We have begun to use I-TASSER to predict the possible function of the 1,514 predicted Dictyostelium proteins that have no functional annotations. To determine eligibility for I-TASSER analysis, we also did a BLAST search (Boratyn et al., 2013) on the predicted amino acid sequence to ensure that it lacked significant sequence similarity to other known proteins. Once the BLAST search also returned no significant hits, the protein was then submitted to the online I-TASSER algorithm (https://zhanglab.dcmb.med.umich.edu/I-TASSER/). The I-TASSER analysis is time-intensive, and returns results in 4-7 days. Annotations were formatted primarily using the I-TASSER report and any information obtained from the preliminary BLAST search. Following the BLAST information, the top 3 PDB threading templates used by I-TASSER, top 5 predicted Protein Databank analogs, 3D structures, possible enzymatic activity, ligand binding, and GO terms were described in each annotation. A threading template is an amino acid sequence with a known fold that the LOMETS algorithms in I-TASSER use as a guide when generating 3D structures for the query protein. In contrast, the Protein Databank structural analogs are structures generated using X-ray crystallography and/or NMR which show similarity to the I-TASSER models of the query protein (I-TASSER often creates several possible protein structures).

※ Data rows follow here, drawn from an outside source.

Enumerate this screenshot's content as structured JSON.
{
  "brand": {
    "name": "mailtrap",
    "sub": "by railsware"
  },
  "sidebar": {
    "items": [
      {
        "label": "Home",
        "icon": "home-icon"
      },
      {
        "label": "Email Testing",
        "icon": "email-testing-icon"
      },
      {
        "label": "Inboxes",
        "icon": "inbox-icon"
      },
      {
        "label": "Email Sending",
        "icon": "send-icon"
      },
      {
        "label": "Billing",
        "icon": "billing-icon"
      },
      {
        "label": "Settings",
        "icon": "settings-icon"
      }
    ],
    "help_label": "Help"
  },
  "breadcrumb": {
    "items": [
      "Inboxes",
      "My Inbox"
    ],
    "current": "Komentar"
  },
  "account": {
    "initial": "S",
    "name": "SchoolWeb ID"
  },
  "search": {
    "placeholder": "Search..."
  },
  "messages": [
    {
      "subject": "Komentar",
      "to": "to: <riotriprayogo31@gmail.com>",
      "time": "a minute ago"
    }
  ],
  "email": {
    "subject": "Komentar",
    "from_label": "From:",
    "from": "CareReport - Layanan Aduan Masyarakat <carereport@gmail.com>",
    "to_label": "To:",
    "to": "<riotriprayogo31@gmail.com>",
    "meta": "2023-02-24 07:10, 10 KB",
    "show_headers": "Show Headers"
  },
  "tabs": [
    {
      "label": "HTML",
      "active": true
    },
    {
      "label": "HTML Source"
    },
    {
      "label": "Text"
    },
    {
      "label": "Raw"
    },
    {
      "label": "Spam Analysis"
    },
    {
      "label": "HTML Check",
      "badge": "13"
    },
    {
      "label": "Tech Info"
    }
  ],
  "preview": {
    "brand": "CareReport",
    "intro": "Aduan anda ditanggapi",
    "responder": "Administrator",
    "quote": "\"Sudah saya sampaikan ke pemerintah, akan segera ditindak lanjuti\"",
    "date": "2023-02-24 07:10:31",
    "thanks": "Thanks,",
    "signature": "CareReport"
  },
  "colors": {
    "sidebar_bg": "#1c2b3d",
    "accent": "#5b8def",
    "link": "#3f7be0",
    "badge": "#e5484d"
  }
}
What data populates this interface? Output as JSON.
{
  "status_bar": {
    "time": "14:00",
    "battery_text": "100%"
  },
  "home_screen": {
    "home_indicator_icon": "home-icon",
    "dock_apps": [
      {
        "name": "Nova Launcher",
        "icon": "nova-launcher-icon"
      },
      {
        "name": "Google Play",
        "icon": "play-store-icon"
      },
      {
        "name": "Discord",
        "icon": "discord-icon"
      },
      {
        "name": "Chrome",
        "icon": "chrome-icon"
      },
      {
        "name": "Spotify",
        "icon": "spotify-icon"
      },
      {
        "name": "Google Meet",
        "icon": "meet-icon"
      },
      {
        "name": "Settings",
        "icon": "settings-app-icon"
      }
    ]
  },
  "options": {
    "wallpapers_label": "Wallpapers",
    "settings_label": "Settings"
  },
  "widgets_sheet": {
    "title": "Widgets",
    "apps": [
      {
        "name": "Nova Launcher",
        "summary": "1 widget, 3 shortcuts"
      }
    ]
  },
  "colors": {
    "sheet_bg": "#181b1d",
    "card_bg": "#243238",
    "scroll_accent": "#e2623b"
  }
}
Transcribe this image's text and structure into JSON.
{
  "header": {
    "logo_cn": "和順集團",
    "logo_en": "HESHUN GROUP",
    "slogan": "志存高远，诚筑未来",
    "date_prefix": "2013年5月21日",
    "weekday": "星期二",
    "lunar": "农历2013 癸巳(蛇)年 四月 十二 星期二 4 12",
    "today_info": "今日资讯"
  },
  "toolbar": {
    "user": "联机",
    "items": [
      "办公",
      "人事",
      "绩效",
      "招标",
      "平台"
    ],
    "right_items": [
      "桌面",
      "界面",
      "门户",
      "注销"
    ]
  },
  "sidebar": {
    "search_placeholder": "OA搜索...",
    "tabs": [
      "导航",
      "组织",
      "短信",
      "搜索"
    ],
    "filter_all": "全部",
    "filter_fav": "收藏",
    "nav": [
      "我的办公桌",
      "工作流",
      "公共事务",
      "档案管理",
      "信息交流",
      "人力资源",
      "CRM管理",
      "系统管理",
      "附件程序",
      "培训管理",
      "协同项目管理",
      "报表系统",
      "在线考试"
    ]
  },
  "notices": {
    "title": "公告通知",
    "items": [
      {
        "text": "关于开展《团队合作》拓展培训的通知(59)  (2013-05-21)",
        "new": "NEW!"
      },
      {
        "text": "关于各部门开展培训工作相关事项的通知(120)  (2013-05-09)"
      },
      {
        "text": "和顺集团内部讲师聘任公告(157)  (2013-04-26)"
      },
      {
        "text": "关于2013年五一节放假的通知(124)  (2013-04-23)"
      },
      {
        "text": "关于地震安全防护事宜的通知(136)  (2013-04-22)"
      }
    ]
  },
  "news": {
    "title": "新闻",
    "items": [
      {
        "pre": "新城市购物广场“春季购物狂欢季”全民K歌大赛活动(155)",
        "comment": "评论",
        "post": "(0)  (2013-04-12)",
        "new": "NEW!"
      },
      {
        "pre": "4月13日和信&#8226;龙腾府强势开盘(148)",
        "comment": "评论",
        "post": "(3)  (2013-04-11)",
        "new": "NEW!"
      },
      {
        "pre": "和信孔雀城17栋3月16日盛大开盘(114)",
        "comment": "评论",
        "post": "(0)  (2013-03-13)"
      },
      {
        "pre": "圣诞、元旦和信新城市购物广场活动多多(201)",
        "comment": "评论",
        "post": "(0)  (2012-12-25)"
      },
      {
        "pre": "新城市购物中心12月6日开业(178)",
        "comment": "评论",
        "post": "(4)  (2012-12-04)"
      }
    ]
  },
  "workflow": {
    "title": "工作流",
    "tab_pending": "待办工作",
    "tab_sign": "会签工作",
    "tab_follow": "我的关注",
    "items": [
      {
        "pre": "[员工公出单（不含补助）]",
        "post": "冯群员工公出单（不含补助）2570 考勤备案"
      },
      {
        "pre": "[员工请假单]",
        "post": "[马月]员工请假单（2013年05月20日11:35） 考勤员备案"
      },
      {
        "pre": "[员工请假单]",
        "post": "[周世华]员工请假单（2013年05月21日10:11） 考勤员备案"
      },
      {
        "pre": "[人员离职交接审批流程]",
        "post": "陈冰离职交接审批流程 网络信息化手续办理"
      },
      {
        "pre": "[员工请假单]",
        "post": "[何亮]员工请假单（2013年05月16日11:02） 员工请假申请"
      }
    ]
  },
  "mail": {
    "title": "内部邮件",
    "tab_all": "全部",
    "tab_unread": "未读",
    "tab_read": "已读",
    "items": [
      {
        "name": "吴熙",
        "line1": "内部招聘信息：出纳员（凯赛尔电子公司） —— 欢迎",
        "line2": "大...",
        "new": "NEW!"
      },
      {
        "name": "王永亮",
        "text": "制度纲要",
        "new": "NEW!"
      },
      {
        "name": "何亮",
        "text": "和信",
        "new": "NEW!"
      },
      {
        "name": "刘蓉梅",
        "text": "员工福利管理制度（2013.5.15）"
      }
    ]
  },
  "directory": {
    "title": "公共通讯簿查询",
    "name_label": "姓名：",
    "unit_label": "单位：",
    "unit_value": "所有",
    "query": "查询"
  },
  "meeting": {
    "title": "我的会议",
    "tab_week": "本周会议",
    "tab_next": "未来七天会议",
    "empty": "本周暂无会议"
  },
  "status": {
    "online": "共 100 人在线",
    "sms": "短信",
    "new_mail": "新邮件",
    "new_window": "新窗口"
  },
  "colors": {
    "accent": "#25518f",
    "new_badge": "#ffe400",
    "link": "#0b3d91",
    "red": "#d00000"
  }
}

The confidence measures in each annotation include the TM-score, the normalized Z-score, and the C-score. The TM-score measures topological similarity between a protein structure generated by I-TASSER and a pre-existing structure from Protein Databank. When comparing structures, the TM-score calculation weights smaller-distance mismatches less strongly than larger-distance mismatches for higher sensitivity. The TM-score has a range of 0 to 1, and a TM-score > 0.5 indicates a highly confident structural prediction. The normalized z-score is a measure of sequence alignment between the query protein and a threading template, which uses the number of conserved residues to determine whether the template is a good target. A normalized z-score > 1 indicates a good template. The C-score is a measure of predicted structure quality that ranges from -5 to 2, and a C-score > -1.5 typically indicates a correct fold. The C-score calculation accounts for both RMSD (Root Mean Square Deviation) of the predicted structure and normalized z-score of the template.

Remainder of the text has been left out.